Preview without writing:
clinker metrics collect \
--spool-dir ./metrics/ \
--output-file ./metrics/archive.ndjson \
--dry-run
Integration with monitoring systems
Grafana / Prometheus
Parse the NDJSON archive with a log shipper (Promtail, Filebeat, Vector) and create dashboards tracking:
duration_ms– execution time trendsrecords_dlq– data quality over timepeak_rss_bytes– memory utilization
Datadog
Ship NDJSON to Datadog Logs, then create metrics from log attributes:
# Example: tail the archive and ship to Datadog
tail -f ./metrics/archive.ndjson | datadog-agent log-stream
ELK Stack
Filebeat can ingest NDJSON directly:
# filebeat.yml
filebeat.inputs:
- type: log
paths:
- /var/log/clinker/metrics.ndjson
json.keys_under_root: true
Simple alerting with jq
For environments without a full monitoring stack, use jq to query the archive directly:
# Find all runs with DLQ entries in the last 24 hours
jq 'select(.records_dlq > 0)' metrics/archive.ndjson
# Find runs that exceeded 400MB RSS
jq 'select(.peak_rss_bytes > 419430400)' metrics/archive.ndjson
# Average duration by pipeline
jq -s 'group_by(.pipeline_name) | map({
pipeline: .[0].pipeline_name,
avg_ms: (map(.duration_ms) | add / length)
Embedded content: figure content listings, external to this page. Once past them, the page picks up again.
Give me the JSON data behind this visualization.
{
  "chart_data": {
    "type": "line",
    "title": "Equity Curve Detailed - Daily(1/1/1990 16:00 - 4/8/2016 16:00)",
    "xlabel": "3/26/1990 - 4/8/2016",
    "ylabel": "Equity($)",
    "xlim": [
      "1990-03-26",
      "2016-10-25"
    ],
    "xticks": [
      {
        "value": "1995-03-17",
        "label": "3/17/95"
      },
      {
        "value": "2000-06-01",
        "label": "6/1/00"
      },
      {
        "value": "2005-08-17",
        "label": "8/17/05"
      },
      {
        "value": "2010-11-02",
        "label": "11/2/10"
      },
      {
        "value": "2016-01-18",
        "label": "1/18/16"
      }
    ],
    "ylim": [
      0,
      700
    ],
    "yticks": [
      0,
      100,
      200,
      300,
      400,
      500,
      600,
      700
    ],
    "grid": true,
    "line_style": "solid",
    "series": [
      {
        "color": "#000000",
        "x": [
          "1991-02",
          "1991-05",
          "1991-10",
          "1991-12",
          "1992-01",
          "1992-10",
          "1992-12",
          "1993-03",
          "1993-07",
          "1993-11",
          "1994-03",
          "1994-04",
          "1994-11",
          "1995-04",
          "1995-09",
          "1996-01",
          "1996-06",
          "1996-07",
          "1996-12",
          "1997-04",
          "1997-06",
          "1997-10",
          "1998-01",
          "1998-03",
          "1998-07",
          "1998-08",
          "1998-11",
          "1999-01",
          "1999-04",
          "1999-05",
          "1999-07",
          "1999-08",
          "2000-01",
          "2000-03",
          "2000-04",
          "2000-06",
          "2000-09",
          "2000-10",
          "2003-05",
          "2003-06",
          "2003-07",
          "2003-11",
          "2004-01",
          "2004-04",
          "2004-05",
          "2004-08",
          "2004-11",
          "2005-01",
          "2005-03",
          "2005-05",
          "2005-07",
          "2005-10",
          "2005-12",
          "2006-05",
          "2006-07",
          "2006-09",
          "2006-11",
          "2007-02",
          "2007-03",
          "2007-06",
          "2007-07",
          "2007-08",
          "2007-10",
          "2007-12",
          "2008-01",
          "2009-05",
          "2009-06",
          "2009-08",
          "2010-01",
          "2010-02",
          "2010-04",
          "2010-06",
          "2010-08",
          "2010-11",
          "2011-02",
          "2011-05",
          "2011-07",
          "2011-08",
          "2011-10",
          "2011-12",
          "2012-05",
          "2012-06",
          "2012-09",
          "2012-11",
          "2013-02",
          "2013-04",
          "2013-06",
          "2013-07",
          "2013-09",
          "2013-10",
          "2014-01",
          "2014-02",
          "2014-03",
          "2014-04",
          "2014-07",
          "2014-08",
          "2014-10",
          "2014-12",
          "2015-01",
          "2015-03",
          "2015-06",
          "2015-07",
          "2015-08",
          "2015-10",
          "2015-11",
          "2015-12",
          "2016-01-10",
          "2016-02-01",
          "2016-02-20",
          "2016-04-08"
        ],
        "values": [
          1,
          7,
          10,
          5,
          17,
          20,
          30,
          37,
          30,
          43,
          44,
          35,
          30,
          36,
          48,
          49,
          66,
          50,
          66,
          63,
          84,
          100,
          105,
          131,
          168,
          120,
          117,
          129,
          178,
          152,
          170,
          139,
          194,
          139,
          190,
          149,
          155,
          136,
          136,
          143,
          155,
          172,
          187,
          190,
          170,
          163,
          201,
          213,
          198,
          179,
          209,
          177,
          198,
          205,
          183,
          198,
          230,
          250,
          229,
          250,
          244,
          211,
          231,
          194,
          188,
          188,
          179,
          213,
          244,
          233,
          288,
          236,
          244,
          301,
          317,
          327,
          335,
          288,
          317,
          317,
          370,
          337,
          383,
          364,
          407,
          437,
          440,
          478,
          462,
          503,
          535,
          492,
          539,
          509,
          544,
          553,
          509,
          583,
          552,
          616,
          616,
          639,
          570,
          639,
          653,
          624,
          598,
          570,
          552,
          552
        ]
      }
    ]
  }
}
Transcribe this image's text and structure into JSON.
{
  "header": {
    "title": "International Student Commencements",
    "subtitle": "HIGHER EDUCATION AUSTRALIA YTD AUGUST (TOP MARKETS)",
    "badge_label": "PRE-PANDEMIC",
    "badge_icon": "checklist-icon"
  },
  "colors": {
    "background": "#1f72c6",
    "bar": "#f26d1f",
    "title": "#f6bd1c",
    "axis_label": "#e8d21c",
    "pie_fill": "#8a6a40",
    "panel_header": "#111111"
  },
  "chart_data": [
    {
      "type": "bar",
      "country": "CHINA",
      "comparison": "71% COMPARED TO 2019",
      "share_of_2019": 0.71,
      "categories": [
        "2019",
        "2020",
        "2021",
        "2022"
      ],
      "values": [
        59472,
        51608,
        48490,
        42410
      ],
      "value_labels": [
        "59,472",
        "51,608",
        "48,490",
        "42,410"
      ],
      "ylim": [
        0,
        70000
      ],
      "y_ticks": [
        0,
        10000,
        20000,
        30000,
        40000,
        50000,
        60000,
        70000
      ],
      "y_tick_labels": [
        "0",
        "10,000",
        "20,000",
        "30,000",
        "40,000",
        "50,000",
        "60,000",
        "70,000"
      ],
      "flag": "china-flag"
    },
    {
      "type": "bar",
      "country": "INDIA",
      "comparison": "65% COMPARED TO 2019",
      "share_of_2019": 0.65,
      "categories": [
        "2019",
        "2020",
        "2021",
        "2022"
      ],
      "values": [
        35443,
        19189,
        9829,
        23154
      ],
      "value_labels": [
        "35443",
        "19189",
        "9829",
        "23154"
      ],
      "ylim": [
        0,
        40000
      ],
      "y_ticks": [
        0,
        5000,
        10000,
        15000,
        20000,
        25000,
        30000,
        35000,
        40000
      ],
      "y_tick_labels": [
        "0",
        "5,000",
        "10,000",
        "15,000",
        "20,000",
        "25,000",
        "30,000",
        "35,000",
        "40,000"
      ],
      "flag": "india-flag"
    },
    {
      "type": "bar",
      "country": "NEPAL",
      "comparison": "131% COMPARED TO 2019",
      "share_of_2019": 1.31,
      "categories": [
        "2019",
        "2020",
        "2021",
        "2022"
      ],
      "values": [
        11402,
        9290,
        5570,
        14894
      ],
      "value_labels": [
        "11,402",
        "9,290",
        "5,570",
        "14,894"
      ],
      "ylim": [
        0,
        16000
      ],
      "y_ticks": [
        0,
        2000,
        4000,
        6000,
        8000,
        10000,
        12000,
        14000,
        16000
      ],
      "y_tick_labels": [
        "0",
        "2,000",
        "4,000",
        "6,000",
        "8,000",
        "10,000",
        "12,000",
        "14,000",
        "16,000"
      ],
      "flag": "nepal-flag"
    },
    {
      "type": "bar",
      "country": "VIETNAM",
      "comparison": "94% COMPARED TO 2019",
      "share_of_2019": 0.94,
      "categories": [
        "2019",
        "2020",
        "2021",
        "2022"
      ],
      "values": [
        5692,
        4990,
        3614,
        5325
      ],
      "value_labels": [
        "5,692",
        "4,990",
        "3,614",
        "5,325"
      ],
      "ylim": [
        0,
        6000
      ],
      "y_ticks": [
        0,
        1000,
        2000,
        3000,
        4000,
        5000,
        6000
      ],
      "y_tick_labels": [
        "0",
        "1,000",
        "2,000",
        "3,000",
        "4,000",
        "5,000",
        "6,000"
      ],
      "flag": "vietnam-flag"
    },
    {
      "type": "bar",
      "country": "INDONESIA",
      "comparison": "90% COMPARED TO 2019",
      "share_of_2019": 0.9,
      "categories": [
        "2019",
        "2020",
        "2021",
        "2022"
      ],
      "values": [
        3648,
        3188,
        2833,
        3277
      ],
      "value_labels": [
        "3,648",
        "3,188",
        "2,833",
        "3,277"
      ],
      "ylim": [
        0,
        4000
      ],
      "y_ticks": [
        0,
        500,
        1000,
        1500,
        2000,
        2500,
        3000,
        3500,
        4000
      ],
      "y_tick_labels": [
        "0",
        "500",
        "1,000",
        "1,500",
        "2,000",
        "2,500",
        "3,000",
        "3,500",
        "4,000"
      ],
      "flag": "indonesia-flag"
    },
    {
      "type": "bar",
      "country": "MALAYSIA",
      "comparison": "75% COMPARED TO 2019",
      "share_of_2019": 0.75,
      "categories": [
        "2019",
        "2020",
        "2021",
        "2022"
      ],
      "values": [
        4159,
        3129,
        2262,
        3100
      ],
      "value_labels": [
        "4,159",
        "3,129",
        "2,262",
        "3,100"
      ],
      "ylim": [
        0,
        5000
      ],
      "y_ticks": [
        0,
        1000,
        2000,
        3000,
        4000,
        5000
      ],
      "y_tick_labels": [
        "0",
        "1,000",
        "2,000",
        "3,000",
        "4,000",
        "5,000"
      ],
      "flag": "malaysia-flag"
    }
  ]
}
})' metrics/archive.ndjson
Operational recommendations
- Always enable metrics in production. The overhead is negligible (one small JSON write at the end of each run).
- Run
metrics collect --delete-after-collecton a schedule (e.g., hourly) to prevent spool directory growth. - Use
--batch-idwith meaningful identifiers to correlate metrics across retries and environments. - Alert on
records_dlq > 0to catch data quality regressions early. - Track
peak_rss_bytestrends to anticipate when memory limits need adjustment.